- Iran-linked crypto scams target US users on dating apps like Tinder and Bumble
- Scammers use AI chatbots to build trust before pushing fake crypto investments
- Funds are routed through multiple blockchains to evade tracing by authorities
It's often said that anything is fair in love and war. In the current US-Iran conflict, the two seem to have collided at an unexpected place: dating apps.
According to a report by Daily Express US, an alleged crypto scam network linked to the Iranian regime is targeting Americans on dating platforms such as Tinder and Bumble.
The modus operandi is familiar. A friendly chat. A quick bond. Then, an investment tip. Victims believe they are building a relationship. In reality, they are being guided toward a fake crypto investment platform. The money may ultimately be routed into Iran's treasury.
Bezalel Eithan Raviv, a Tel Aviv-based blockchain forensic expert and founder of Lionsgate Network, has said Iran, North Korea and Russia target citizens to finance geopolitical agendas. His firm earlier assisted Israeli authorities in tracing and seizing over $90 million in crypto funds from Hamas after the October 7 attacks.
"We're looking at nearly $1 trillion globally being scammed from individuals at the end of the funnel," Raviv told Daily Express US.
How The Scam Works
The method is known in cybercrime circles as a pig butchering scam. Fraudsters spend weeks, sometimes months, "fattening" victims with flattery and trust before steering them to invest in fraudulent crypto schemes. Payments are demanded in cryptocurrency because it allows "instant access and easier obfuscation".

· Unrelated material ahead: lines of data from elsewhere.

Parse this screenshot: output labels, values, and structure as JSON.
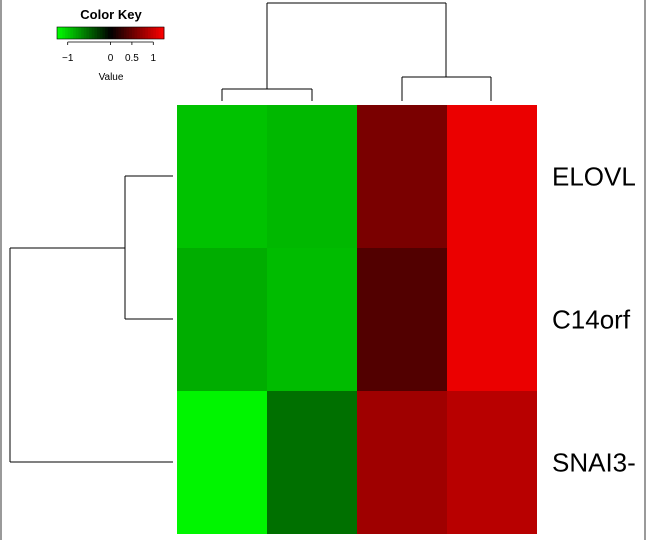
{
  "chart_data": {
    "type": "heatmap",
    "rows": [
      "ELOVL",
      "C14orf",
      "SNAI3-"
    ],
    "values": [
      [
        -0.95,
        -0.9,
        0.6,
        1.15
      ],
      [
        -0.85,
        -0.92,
        0.4,
        1.15
      ],
      [
        -1.2,
        -0.55,
        0.78,
        0.9
      ]
    ],
    "color_scale": {
      "low": "#00ff00",
      "mid": "#000000",
      "high": "#ff0000",
      "min": -1.25,
      "max": 1.25
    },
    "color_key": {
      "title": "Color Key",
      "xlabel": "Value",
      "ticks": [
        "−1",
        "0",
        "0.5",
        "1"
      ],
      "tick_values": [
        -1,
        0,
        0.5,
        1
      ]
    },
    "column_dendrogram": true,
    "row_dendrogram": true
  }
}
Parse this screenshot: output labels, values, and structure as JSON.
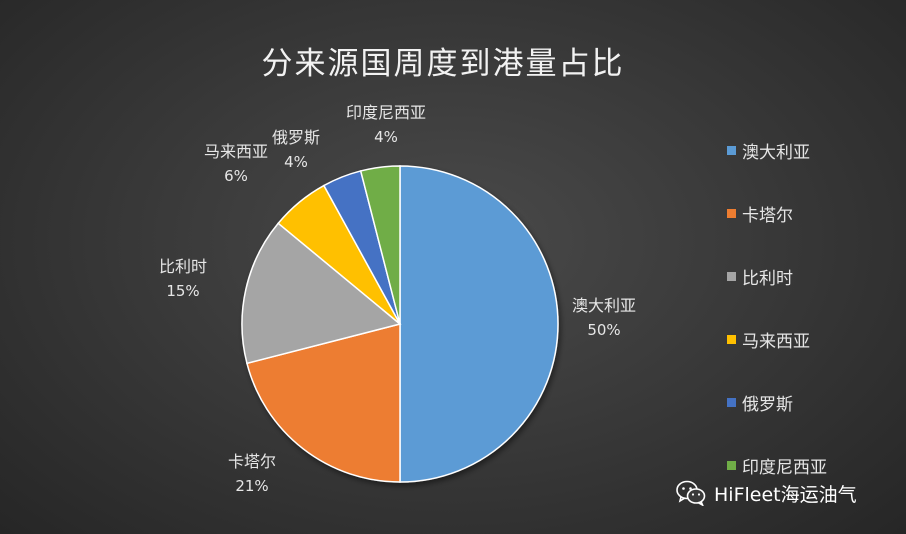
{
  "chart_data": {
    "type": "pie",
    "title": "分来源国周度到港量占比",
    "slices": [
      {
        "name": "澳大利亚",
        "value": 50,
        "label": "50%",
        "color": "#5b9bd5"
      },
      {
        "name": "卡塔尔",
        "value": 21,
        "label": "21%",
        "color": "#ed7d31"
      },
      {
        "name": "比利时",
        "value": 15,
        "label": "15%",
        "color": "#a5a5a5"
      },
      {
        "name": "马来西亚",
        "value": 6,
        "label": "6%",
        "color": "#ffc000"
      },
      {
        "name": "俄罗斯",
        "value": 4,
        "label": "4%",
        "color": "#4472c4"
      },
      {
        "name": "印度尼西亚",
        "value": 4,
        "label": "4%",
        "color": "#70ad47"
      }
    ],
    "legend_position": "right"
  },
  "watermark": {
    "text": "HiFleet海运油气",
    "icon": "wechat-icon"
  }
}
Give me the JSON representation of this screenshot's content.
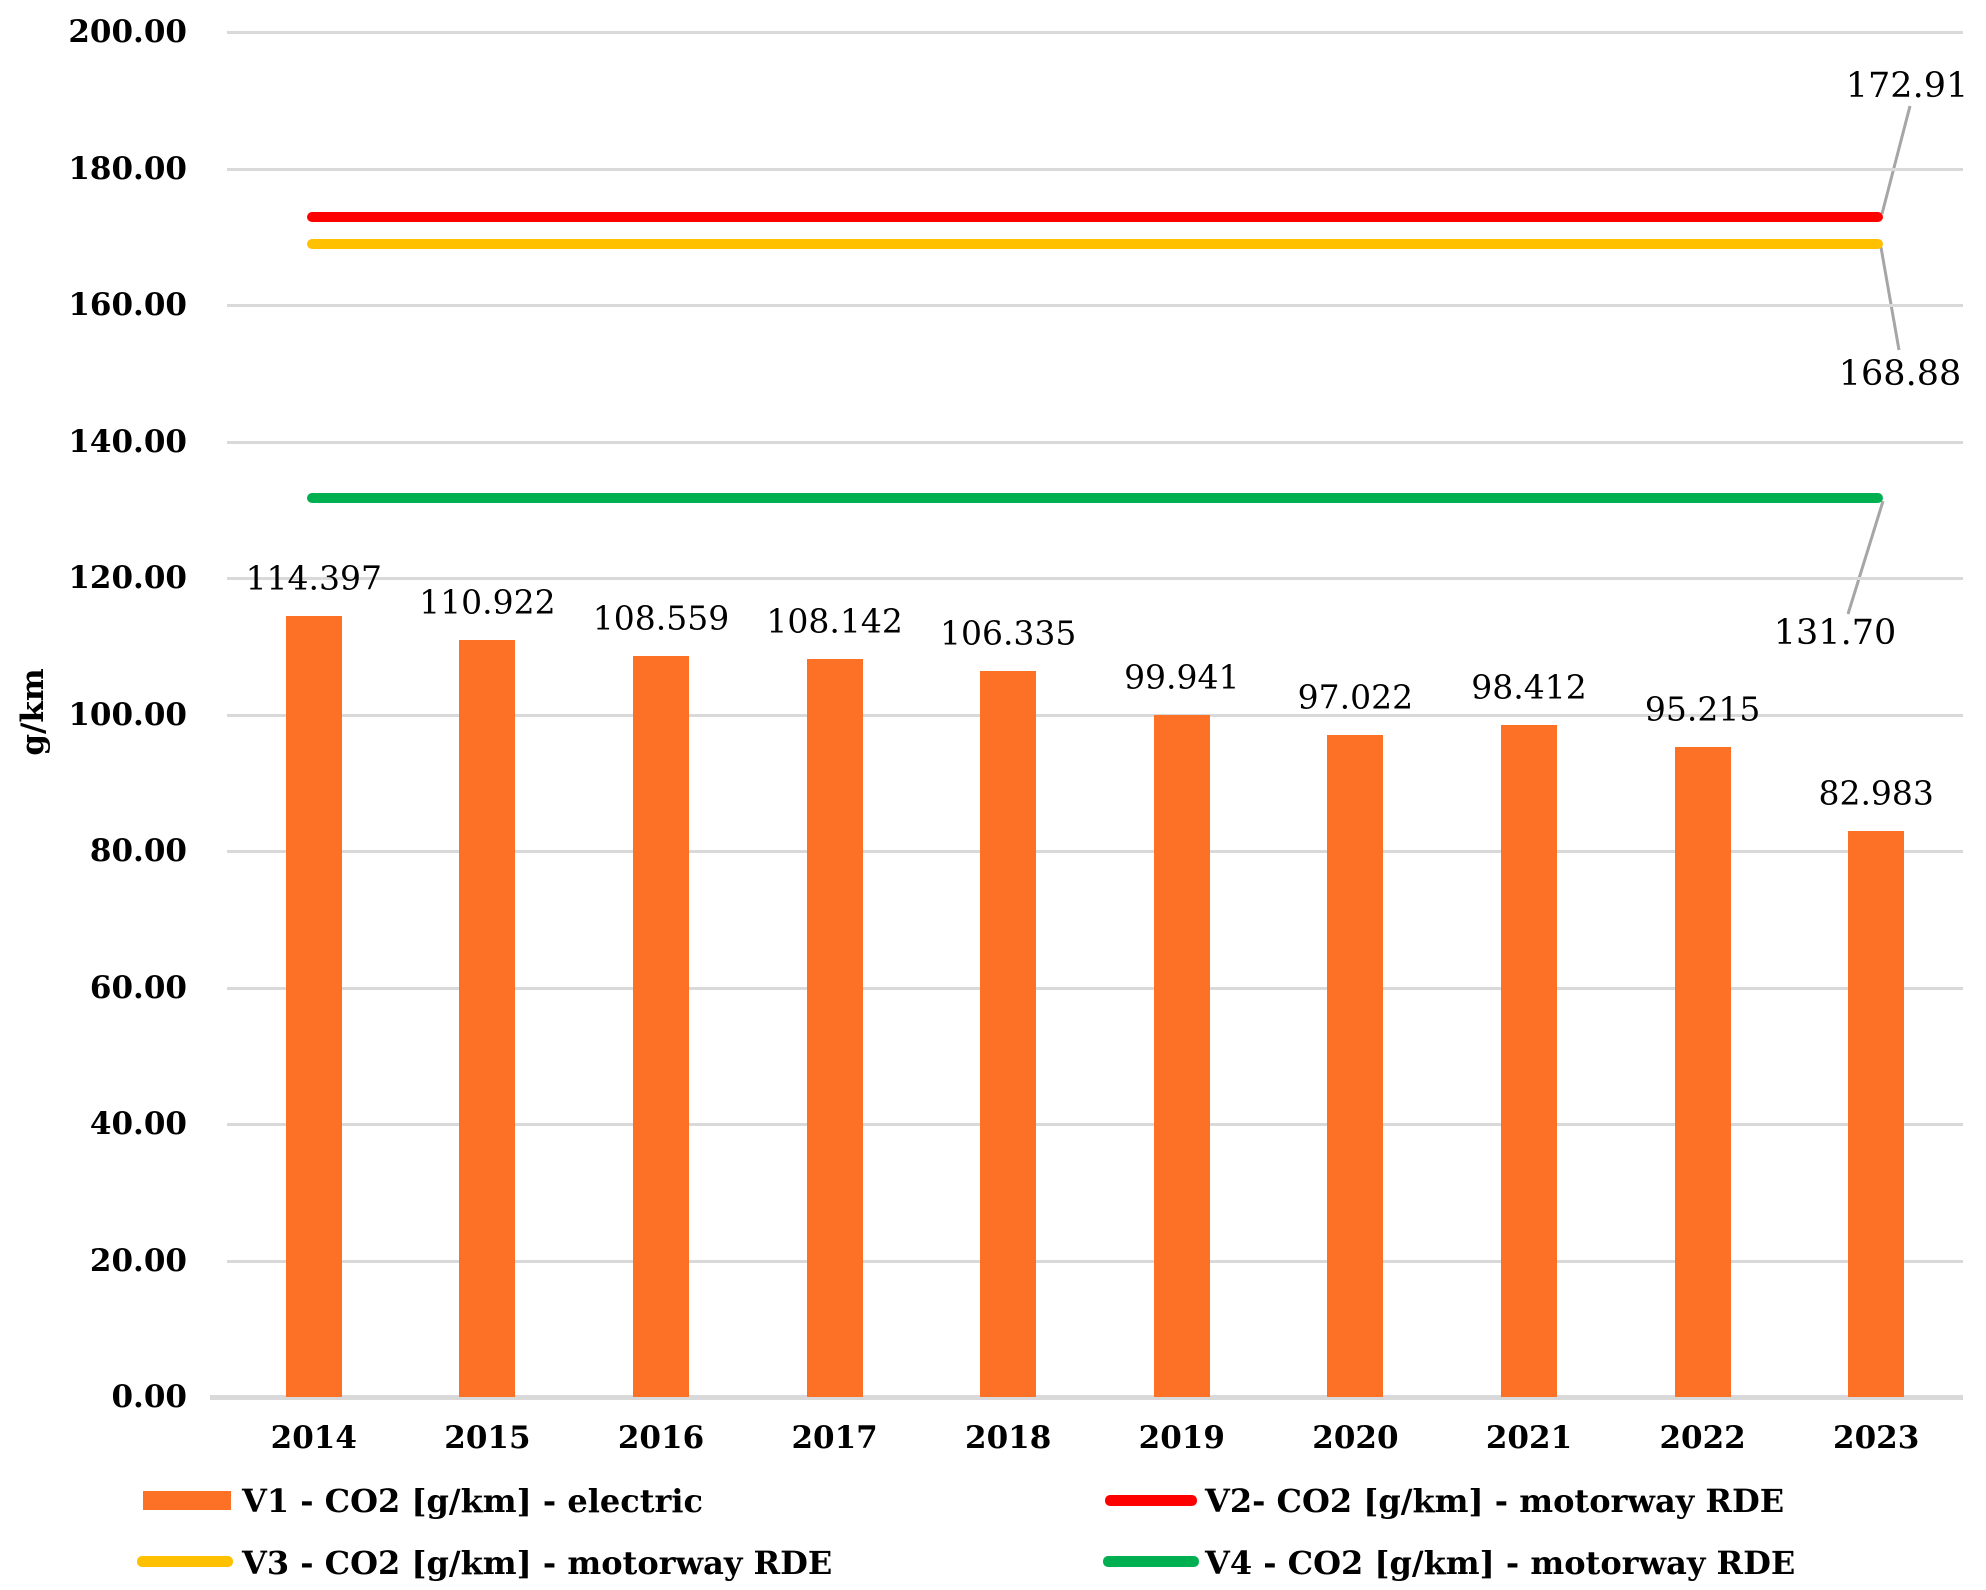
{
  "chart_data": {
    "type": "bar",
    "title": "",
    "ylabel": "g/km",
    "xlabel": "",
    "ylim": [
      0,
      200
    ],
    "ytick_labels": [
      "0.00",
      "20.00",
      "40.00",
      "60.00",
      "80.00",
      "100.00",
      "120.00",
      "140.00",
      "160.00",
      "180.00",
      "200.00"
    ],
    "categories": [
      "2014",
      "2015",
      "2016",
      "2017",
      "2018",
      "2019",
      "2020",
      "2021",
      "2022",
      "2023"
    ],
    "grid": true,
    "legend_position": "bottom",
    "series": [
      {
        "name": "V1 - CO2 [g/km] - electric",
        "type": "bar",
        "color": "#FC7125",
        "values": [
          114.397,
          110.922,
          108.559,
          108.142,
          106.335,
          99.941,
          97.022,
          98.412,
          95.215,
          82.983
        ],
        "value_labels": [
          "114.397",
          "110.922",
          "108.559",
          "108.142",
          "106.335",
          "99.941",
          "97.022",
          "98.412",
          "95.215",
          "82.983"
        ]
      },
      {
        "name": "V2- CO2 [g/km] - motorway RDE",
        "type": "line",
        "color": "#FF0000",
        "value": 172.91,
        "value_label": "172.91"
      },
      {
        "name": "V3 - CO2 [g/km] - motorway RDE",
        "type": "line",
        "color": "#FFC000",
        "value": 168.88,
        "value_label": "168.88"
      },
      {
        "name": "V4 - CO2 [g/km] - motorway RDE",
        "type": "line",
        "color": "#00B050",
        "value": 131.7,
        "value_label": "131.70"
      }
    ]
  },
  "colors": {
    "background": "#FFFFFF",
    "gridline": "#D9D9D9",
    "axis_line": "#D9D9D9",
    "leader_line": "#A6A6A6",
    "text": "#000000"
  }
}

Once received, the funds are shuffled across multiple blockchains to "cloak" their origin. By the time authorities begin tracing, the trail is cold.
Social platforms beyond dating apps are also hunting grounds. Facebook and Instagram frequently feature in first contact points before conversations migrate to private chats.
According to the Federal Bureau of Investigation Internet Crime:
| Metric | 2023 | 2025 |
| Total reported scam losses | $4.57 bn | $21 bn |
| Losses linked to crypto investment fraud | $3.96 bn | $11 bn+ |
| Investment scam losses (all modes) | -- | $8.6 bn |
| Share of losses from cyber-enabled fraud | -- | 85% |
| Complaints filed | -- | 1 million+ |
Investment scams are now the single largest contributor to reported losses. Cryptocurrency accounts for nearly three-quarters of these frauds, far outpacing cards, wires or cash, as per the FBI data.
A Security Blind Spot
Raviv argues the bigger concern is not just financial loss but national security. There is, he says, a "huge chasm" between identifying such scams and having the capability to trace, freeze and recover the funds-especially when they move across chains and jurisdictions.
In this version of asymmetric warfare, ordinary citizens become unwitting financiers. A swipe right can, unknowingly, become a funding source in a conflict thousands of miles away.
For users, the red flags are subtle: a new match who quickly builds intimacy, nudges the conversation toward investments, and insists on crypto transfers. For investigators, the red flags are buried under layers of blockchain hops. Love and war were always complicated. In the age of AI chatbots and cryptocurrency, they are now profitable too-for the wrong people.